Personal ethics is the foundation of a moral compass, the internal guide that tells us what is right and wrong. They drive our actions and emotions on a daily basis. Research has shown strong evidence that people everywhere articulate some version of the same five core values.

Trustworthiness, which includes truthfulness, sincerity, loyalty and integrity. Respect which includes courtesy, Responsibility which includes diligence, continuous improvement and self- restraint. Justice, that includes fairness, impartiality and equity. Finally Caring that includes kindness and compassion.

Workplace ethics are a set of rules based on the moral virtues of hard work and diligence. This holds the belief in the fact that work has the ability to enhance character. These are characteristics such as trustworthiness, respect for others, personal responsibility, a caring, compassionate attitude and good citizenship which includes a respect for the rights of others as well as a positive and enthusiastic attitude to work.

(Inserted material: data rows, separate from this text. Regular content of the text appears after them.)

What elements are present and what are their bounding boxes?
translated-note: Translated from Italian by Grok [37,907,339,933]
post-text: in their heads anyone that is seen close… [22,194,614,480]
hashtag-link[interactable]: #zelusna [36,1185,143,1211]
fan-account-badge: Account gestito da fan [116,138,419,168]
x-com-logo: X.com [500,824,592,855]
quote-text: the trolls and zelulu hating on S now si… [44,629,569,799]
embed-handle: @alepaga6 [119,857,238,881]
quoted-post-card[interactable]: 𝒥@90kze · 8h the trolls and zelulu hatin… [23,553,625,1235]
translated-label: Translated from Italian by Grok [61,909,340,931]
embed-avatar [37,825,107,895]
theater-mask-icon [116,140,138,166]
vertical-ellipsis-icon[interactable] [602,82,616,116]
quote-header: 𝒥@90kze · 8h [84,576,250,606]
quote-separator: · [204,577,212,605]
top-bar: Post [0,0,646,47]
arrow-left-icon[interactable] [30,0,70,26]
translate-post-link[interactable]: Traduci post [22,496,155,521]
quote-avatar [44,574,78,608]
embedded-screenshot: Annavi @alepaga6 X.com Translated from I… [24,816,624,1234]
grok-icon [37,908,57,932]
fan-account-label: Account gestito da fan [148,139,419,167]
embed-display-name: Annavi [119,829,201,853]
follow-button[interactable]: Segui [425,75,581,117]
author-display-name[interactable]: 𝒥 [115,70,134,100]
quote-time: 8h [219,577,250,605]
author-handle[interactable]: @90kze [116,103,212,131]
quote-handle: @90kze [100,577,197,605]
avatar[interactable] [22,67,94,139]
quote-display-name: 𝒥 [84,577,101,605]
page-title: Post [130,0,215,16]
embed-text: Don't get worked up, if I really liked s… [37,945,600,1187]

There are examples of bad work ethic but we will not go into that. As they say the banks do, they teach their tellers to recognise real currency such that when they see fake currency, they recognise it immediately. Examples of good work ethics that must be sustained are, prompt and regular attendance, good character in each individual that encompasses the five values mentioned above, productivity which means ensuring deadlines are met on time and projects are completed on time and within budget.

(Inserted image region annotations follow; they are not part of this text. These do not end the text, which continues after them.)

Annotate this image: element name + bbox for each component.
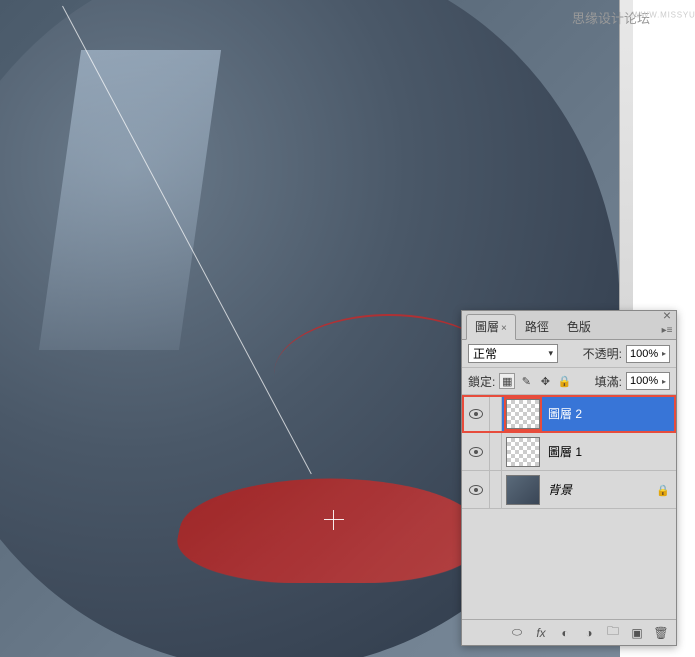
- lock-pixels-button[interactable]: ✎: [518, 373, 534, 389]
- opacity-value: 100%: [630, 348, 658, 360]
- layers-panel: × ▸≡ 圖層× 路徑 色版 正常 ▾ 不透明: 100% ▸ 鎖定: ▦ ✎ …: [461, 310, 677, 646]
- visibility-toggle[interactable]: [462, 433, 490, 470]
- delete-layer-button[interactable]: 🗑: [650, 623, 672, 643]
- blend-mode-select[interactable]: 正常 ▾: [468, 344, 558, 363]
- fill-value: 100%: [630, 375, 658, 387]
- layer-name[interactable]: 圖層 1: [544, 443, 676, 460]
- tab-close-icon[interactable]: ×: [501, 323, 507, 334]
- visibility-toggle[interactable]: [462, 395, 490, 432]
- layers-list: 圖層 2 圖層 1 背景 🔒: [462, 395, 676, 509]
- layer-thumbnail[interactable]: [506, 399, 540, 429]
- tab-label: 圖層: [475, 320, 499, 334]
- eye-icon: [469, 447, 483, 457]
- tab-label: 色版: [567, 320, 591, 334]
- adjustment-layer-button[interactable]: ◑: [578, 623, 600, 643]
- cursor-crosshair: [324, 510, 344, 530]
- layer-mask-button[interactable]: ◐: [554, 623, 576, 643]
- link-column[interactable]: [490, 471, 502, 508]
- opacity-label: 不透明:: [583, 345, 622, 362]
- eye-icon: [469, 409, 483, 419]
- lock-position-button[interactable]: ✥: [537, 373, 553, 389]
- lock-all-button[interactable]: 🔒: [556, 373, 572, 389]
- tab-layers[interactable]: 圖層×: [466, 314, 516, 340]
- tab-paths[interactable]: 路徑: [516, 314, 558, 339]
- visibility-toggle[interactable]: [462, 471, 490, 508]
- layer-style-button[interactable]: fx: [530, 623, 552, 643]
- panel-menu-button[interactable]: ▸≡: [660, 325, 674, 339]
- link-column[interactable]: [490, 395, 502, 432]
- panel-tabs: 圖層× 路徑 色版: [462, 311, 676, 340]
- lock-fill-row: 鎖定: ▦ ✎ ✥ 🔒 填滿: 100% ▸: [462, 368, 676, 395]
- chevron-right-icon: ▸: [662, 377, 666, 386]
- layer-thumbnail[interactable]: [506, 437, 540, 467]
- layer-row[interactable]: 圖層 2: [462, 395, 676, 433]
- panel-footer: ⬭ fx ◐ ◑ 🗀 ▣ 🗑: [462, 619, 676, 645]
- layer-row[interactable]: 圖層 1: [462, 433, 676, 471]
- eye-icon: [469, 485, 483, 495]
- lock-buttons: ▦ ✎ ✥ 🔒: [499, 373, 572, 389]
- chevron-right-icon: ▸: [662, 349, 666, 358]
- layer-row[interactable]: 背景 🔒: [462, 471, 676, 509]
- link-column[interactable]: [490, 433, 502, 470]
- tab-channels[interactable]: 色版: [558, 314, 600, 339]
- panel-close-button[interactable]: ×: [660, 309, 674, 323]
- new-layer-button[interactable]: ▣: [626, 623, 648, 643]
- chevron-down-icon: ▾: [548, 348, 553, 359]
- link-layers-button[interactable]: ⬭: [506, 623, 528, 643]
- lock-icon: 🔒: [656, 484, 668, 496]
- layer-name[interactable]: 圖層 2: [544, 405, 676, 422]
- fill-input[interactable]: 100% ▸: [626, 372, 670, 390]
- watermark-url: WWW.MISSYUAN.COM: [633, 11, 695, 20]
- fill-label: 填滿:: [595, 373, 622, 390]
- layer-group-button[interactable]: 🗀: [602, 623, 624, 643]
- opacity-input[interactable]: 100% ▸: [626, 345, 670, 363]
- tab-label: 路徑: [525, 320, 549, 334]
- blend-mode-value: 正常: [473, 345, 497, 362]
- lock-transparency-button[interactable]: ▦: [499, 373, 515, 389]
- blend-opacity-row: 正常 ▾ 不透明: 100% ▸: [462, 340, 676, 368]
- ruler-vertical[interactable]: [619, 0, 633, 310]
- layer-name[interactable]: 背景: [544, 481, 656, 498]
- lock-label: 鎖定:: [468, 373, 495, 390]
- layer-thumbnail[interactable]: [506, 475, 540, 505]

Teamwork, the ability to work in a team where everybody is sold out to the same vision and work together to ensure that the vision is carried out in the best possible way. Communication skills, verbal, non-verbal and written. Respect for self and each other. and good clean dressing and on the offensive appearance for self and each other and good clean dressing and on the offensive appearance.

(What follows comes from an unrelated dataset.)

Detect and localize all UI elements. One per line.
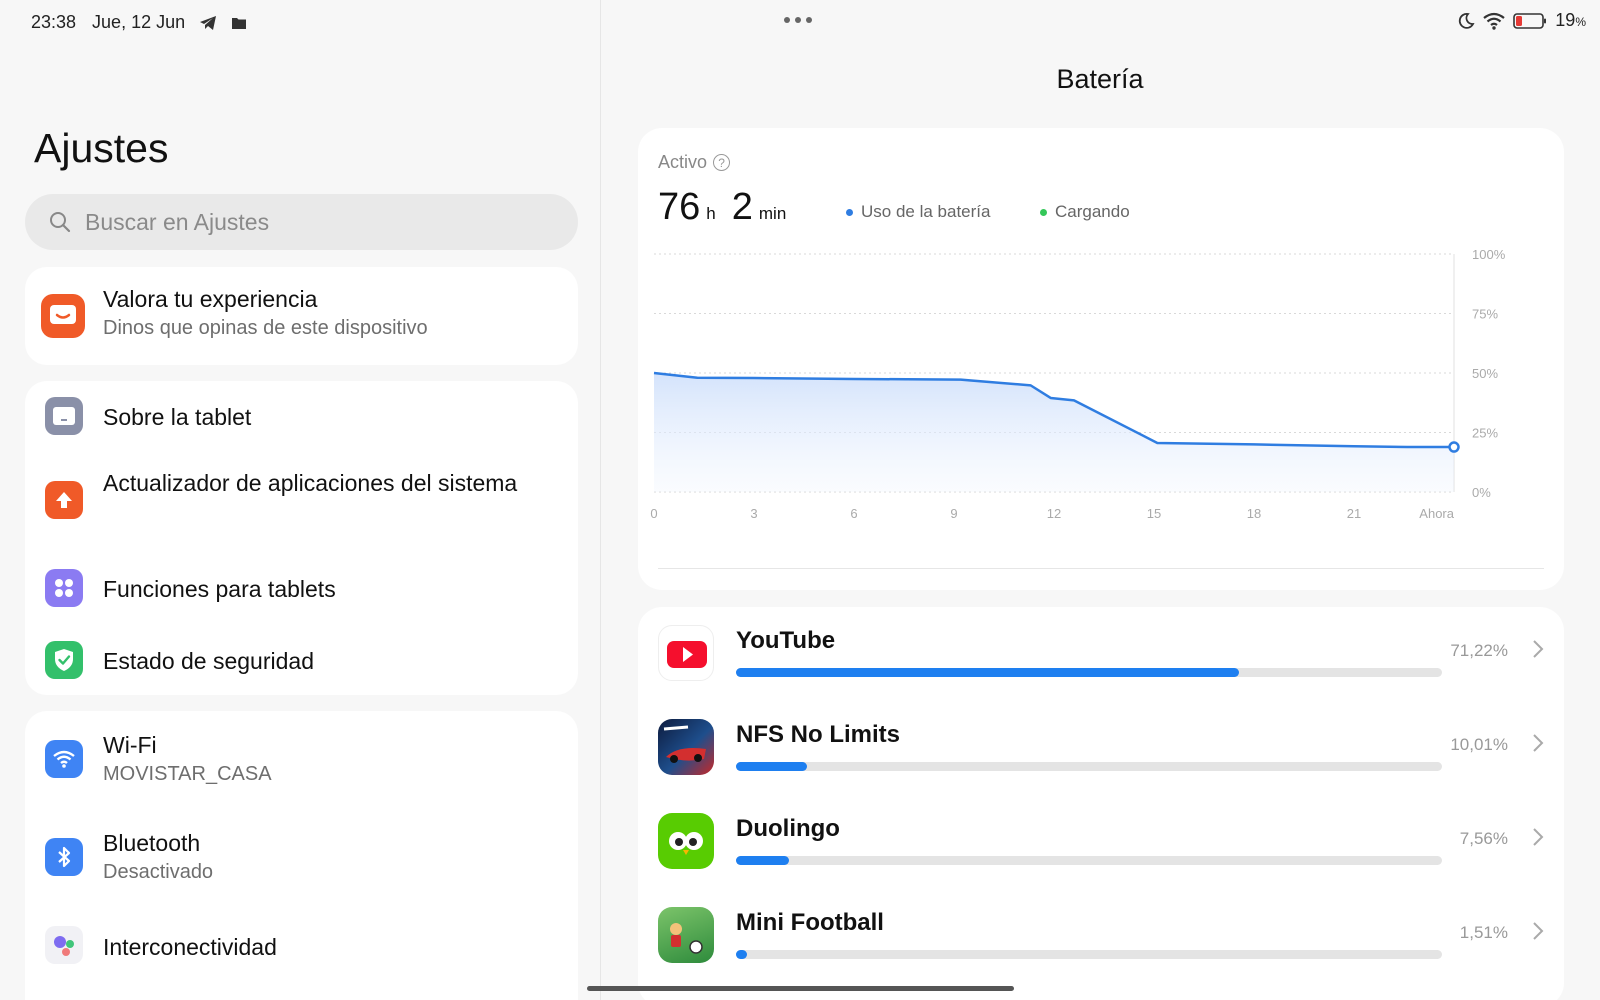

Good work ethics like fine wine takes years to develop, however as they say the journey of a thousand miles starts with the first step. If you have this already in place well done, if not don’t be daunted just start with one step. Begin today because organisations that develop high levels of ethics function more efficiently and more effectively.

Good ethics embedded in your culture gives your organisation a great reputation, fosters trust and unity within staff and gives employee commitment.

I know that I said initially that culture and ethics starts with the founder or CEO of the organisation, however it is the responsibility of management, to inform staff, that the responsibility for ethical behaviour lies not only at the top of the chain but wherever decisions need to be made. Each person in every organisation makes numerous decisions each and every day both on the job and off it. Almost every decision involves some ethical issue or impact, therefore the responsibility for the ethical standards and reputation lies in the hands of each individual regardless of level.

Finally, ethics has a price and sometimes we must choose between what we want and what we want to be. Fortunately, ethics also has a value which makes self-restraint and sacrifice, service and charity, worthwhile.

High ethical standards in organisations is neither a luxury nor an abstract ideal, rather, they are vital aspects of protecting and enhancing the organisation’s brand image and ensuring its long-term business survival

Above all a high level of ethics in your workplace should be in place at least for the customers if anything, it is the customer that should be considered the most when it comes to ethical work practices. in the long run a company will reap great profits from a customer base that feels it is being treated fairly and truthfully

The last few weeks has been impacted by various deaths from the COVID-19 virus and non-COVID-19 causes. Some have been brutal like the rape in Benin city and some have been quiet, like sleeping and not waking up. This period is truly a time for introspection. As we go into the weekend, I hope we will all be introspective and look at our old personal ethics even as it affects our organisations, our country and humankind.